Berita Baru, Internasional – Harga minyak global mulai turun pada Januari 2020. Lalu pada awal Maret, produksi minyak serpih mengalami surplus besar, dan mengakibatkan harga minyak serpih berada di titik terendah dalam dua dekade terakhir.

Kementerian Luar Negeri Arab Saudi telah membantah desas-desus bahwa pihaknya ingin menurunkan harga minyak untuk menghancurkan harga pasar minyak serpih. Malahan, pihaknya mengatakan bahwa Kerajaan Arab Saudi mengusulkan pengurangan produksi dan ingin mencapai keseimbangan di pasar energi global.

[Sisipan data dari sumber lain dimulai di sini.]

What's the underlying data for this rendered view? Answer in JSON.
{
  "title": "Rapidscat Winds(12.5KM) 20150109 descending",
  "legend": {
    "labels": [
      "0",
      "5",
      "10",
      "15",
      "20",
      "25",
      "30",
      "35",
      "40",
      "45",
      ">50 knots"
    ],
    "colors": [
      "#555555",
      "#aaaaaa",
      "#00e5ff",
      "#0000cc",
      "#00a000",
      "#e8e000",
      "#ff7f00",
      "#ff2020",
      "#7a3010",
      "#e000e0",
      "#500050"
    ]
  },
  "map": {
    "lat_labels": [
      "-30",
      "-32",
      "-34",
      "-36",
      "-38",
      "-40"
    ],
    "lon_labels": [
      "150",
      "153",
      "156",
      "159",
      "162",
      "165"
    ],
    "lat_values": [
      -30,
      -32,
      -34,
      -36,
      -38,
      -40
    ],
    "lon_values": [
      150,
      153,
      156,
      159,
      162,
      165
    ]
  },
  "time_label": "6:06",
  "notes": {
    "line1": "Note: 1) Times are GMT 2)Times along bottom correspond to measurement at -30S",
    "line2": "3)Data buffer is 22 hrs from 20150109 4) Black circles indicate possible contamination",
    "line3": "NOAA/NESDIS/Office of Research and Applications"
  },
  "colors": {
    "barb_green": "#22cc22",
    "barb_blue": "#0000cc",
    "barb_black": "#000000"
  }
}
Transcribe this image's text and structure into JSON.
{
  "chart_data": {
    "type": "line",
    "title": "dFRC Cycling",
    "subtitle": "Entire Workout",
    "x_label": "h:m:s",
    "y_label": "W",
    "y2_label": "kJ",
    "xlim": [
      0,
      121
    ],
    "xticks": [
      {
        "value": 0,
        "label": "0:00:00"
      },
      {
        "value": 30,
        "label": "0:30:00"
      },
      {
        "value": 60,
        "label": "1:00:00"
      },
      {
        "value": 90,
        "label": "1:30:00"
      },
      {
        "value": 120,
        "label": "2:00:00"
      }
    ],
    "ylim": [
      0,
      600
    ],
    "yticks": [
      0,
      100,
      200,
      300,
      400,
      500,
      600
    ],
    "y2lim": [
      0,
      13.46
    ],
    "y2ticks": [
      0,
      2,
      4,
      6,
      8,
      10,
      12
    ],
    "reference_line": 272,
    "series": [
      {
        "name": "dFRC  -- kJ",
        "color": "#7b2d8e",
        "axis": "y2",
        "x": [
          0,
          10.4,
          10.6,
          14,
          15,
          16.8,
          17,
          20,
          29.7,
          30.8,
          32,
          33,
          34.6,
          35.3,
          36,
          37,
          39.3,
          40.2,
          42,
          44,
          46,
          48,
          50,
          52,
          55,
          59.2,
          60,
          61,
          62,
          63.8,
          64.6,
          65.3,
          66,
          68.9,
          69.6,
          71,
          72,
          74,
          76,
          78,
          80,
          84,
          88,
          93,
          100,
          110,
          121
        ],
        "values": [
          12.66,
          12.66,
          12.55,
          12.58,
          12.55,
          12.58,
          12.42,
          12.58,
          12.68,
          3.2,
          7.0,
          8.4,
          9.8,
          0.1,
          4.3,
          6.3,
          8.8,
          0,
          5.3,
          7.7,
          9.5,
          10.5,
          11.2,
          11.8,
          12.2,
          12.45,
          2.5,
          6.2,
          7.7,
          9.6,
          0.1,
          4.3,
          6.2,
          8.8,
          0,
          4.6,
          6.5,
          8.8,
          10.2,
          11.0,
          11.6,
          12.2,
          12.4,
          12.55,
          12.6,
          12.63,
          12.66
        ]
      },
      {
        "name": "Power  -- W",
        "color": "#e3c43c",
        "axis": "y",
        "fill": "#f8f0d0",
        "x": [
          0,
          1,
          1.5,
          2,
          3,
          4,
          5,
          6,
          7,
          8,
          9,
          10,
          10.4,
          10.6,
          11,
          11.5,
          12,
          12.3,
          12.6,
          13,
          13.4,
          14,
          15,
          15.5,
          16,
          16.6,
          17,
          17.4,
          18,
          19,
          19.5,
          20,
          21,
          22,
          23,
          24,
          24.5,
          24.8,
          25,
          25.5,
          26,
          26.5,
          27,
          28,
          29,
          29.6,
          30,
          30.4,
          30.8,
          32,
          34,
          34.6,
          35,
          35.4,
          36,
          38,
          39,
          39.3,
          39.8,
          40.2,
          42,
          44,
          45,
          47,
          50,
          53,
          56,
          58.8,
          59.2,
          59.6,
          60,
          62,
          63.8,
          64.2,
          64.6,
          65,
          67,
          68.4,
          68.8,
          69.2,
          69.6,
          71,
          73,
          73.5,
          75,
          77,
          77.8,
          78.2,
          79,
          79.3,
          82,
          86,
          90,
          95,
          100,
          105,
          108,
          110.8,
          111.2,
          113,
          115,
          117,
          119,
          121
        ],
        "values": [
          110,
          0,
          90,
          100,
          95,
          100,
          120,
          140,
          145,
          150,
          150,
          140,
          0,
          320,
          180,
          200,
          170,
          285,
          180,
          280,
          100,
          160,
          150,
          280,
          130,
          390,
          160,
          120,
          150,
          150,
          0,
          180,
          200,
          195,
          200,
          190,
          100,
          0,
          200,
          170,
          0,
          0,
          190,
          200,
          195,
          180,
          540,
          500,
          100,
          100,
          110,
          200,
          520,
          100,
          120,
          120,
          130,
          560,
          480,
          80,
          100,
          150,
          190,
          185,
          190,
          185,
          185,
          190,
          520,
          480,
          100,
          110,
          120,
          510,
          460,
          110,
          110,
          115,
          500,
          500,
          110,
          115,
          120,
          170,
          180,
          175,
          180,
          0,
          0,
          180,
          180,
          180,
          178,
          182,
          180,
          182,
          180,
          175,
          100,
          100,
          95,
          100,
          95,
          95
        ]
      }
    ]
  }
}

Pada hari Jumat (3/4), Kementrian Luar Negeri Arab Saudi mengutip Faisal bin Farhan Al Saud mengatakan bahwa, “Pernyataan itu, seperti yang diungkapkan oleh beberapa media, bahwa salah satu penyebab dari penurunan harga minyak adalah penarikan pihak kerajaan Arab Saudi dari perjanjian OPEC+ [pengurangan produksi minyak] dan keinginan kerajaan Arab Saudi untuk menyingkirkan produsen minyak serpih, tidak benar.”

Kementerian Luar Negeri Arab Saudi melanjutkan, “Yang Mulia [Raja Salman] membenarkan bahwa posisi kerajaan Arab Saudi mengenai produksi minyak serpih memang sangat penting: itu adalah sumber energi yang penting.”